Doyle, twenty-eight, is a graduate of Pioneer, U-M, and MIT, where he earned a master’s in transportation engineering in 2016. That same year, the Regional Transit Authority of Southeast Michigan rolled out a $160 million, four-county transit plan. He moved back to Michigan hoping to be part of the twenty-year project.

But then voters turned down the RTA millage. After considering his options, Doyle jumped into an entirely different industry.

Escape rooms challenge players to solve a series of puzzles and mysteries within a set amount of time (usually sixty minutes), using clues, hints, and strategies to complete the objective. According to RoomEscapeArtist.com, the U.S. had twenty-two escape rooms in 2014, just under 2,000 a year ago, and many more expected this year.

“My mother is a puzzle designer who gave my brother and me incredibly elaborate birthday parties, including a two-day Amazing Race across Ann Arbor,” Doyle says. His brother Peter is a computer science major at the University of Florida, his father is a skilled carpenter, and his friend Paul Roberts is a writer working toward an MFA. “We decided to pool our skills and talents and build an escape room of our own,” Doyle says. “I’m really lucky. It’s not often that you get to work with your family and friends and you love everything you’re doing.”

Many escape rooms offer random puzzle-solving challenges within a tight time frame, but Doyle’s team, he says, “aspired to Pixar-level sophistication. We wanted a strong story element, and we liked the idea of employing artificial intelligence to assist–or sabotage–the players.”

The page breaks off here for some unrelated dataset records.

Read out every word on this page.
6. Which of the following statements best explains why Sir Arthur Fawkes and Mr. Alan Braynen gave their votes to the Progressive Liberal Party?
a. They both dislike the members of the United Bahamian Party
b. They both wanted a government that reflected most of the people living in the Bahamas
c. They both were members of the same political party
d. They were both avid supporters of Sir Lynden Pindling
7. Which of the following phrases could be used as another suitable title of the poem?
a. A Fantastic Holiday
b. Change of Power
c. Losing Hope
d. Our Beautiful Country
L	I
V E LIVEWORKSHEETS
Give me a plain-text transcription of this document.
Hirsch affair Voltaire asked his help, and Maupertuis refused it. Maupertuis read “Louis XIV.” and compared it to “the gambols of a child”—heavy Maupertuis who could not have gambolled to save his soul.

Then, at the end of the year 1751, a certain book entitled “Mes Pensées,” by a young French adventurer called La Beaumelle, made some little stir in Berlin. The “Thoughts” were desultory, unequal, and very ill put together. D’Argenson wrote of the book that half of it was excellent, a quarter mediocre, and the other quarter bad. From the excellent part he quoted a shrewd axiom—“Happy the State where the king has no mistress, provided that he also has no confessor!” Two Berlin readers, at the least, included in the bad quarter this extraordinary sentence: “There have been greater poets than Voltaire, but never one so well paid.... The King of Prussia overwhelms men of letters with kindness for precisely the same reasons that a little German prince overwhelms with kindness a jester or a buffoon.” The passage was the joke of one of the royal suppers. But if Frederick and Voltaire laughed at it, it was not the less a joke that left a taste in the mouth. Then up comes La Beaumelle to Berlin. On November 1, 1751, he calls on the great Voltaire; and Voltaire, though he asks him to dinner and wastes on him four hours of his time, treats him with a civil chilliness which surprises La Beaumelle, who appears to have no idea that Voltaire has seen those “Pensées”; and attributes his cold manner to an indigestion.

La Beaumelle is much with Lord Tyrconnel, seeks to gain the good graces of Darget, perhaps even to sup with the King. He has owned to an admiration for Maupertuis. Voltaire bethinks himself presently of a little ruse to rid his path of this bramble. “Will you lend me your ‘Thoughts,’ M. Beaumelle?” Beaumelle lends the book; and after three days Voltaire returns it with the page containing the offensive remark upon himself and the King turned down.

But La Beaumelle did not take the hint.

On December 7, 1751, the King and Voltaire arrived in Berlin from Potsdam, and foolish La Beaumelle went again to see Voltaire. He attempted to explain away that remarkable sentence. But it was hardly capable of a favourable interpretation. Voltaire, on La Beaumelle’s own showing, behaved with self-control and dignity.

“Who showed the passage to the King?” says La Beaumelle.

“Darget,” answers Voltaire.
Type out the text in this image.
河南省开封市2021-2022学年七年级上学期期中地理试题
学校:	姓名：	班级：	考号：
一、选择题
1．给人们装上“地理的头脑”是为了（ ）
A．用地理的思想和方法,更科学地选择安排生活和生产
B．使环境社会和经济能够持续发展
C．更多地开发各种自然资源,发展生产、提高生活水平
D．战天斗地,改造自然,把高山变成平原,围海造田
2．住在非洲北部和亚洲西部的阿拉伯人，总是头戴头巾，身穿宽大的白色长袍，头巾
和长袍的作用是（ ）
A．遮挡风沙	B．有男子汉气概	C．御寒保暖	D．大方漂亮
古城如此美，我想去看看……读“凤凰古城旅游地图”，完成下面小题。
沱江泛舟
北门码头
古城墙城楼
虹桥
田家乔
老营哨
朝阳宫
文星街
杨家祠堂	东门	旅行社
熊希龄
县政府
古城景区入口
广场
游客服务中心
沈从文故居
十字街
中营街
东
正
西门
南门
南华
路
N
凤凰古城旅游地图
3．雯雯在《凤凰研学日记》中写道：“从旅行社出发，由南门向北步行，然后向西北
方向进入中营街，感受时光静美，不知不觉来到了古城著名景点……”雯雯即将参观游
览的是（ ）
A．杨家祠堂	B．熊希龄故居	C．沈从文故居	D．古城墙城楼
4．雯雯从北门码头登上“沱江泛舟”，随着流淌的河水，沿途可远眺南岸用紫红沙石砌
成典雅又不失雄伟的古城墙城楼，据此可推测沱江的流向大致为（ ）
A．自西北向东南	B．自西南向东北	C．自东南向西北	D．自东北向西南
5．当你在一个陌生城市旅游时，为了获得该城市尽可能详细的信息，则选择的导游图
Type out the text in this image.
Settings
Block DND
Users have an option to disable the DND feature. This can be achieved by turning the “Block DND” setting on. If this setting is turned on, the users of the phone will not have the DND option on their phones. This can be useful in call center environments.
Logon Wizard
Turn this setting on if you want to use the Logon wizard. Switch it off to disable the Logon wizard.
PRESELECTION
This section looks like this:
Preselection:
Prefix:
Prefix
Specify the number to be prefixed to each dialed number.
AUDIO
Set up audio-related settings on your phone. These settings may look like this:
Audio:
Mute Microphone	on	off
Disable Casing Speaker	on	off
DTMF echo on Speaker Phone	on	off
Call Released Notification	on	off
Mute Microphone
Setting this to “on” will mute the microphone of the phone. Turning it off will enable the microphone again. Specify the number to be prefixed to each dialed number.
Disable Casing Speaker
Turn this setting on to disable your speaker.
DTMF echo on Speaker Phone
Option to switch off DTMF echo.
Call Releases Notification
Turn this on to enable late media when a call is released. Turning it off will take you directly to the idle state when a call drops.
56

Last fall, they opened Decode Ann Arbor at 4072 Packard, a laboratory setting for a succession of puzzles. In February, they opened a second location in downtown Ypsilanti. The two facilities offer vastly different challenges and story lines, as will Decode Detroit, which he hopes to start work on later this year, assuming planning commissions, building inspectors, and architectural plans permit.

The Ann Arbor location offers technological challenges; the Ypsilanti location enmeshes participants in a story of intrigue, priceless archeological relics, and secret societies, within the ambience of a nineteenth-century English mansion. In one game, you’re a techno wizard aided by Minerva, your artificial intelligence assistant, trying to save the world from a pandemic. In another, you are James Bond, locked in an English mansion, striving, with the help of a virtual phoenix named Moosho, to discover the secrets of an ancient magical society.

“We bootstrap our business,” Doyle says. “We’ve done most of the work ourselves. I got a builder’s license so I could do more of the hands-on work–and there is a big crossover between this and my engineering classes.”

Doyle operates his business with ten part-time employees (“and another ten extended-family members”) pitching in. They tweak the challenges to the ages and skill levels of their audience: from ten-year-old birthday partiers to adults of all ages. Corporations hire the facilities during the week for team-building and problem-

solving bonding. And Doyle has also designed a series of puzzles that “graduates” of the Decode rooms can discover and solve on a tour of downtown Ann Arbor, in coordination with a host of participating local businesses.

“I may do something else in five years,” he says, “especially if I compare my bank account to what I could have earned as an engineer. But no one can buy half as much enjoyment from a job that lets me work with my family building puzzles.”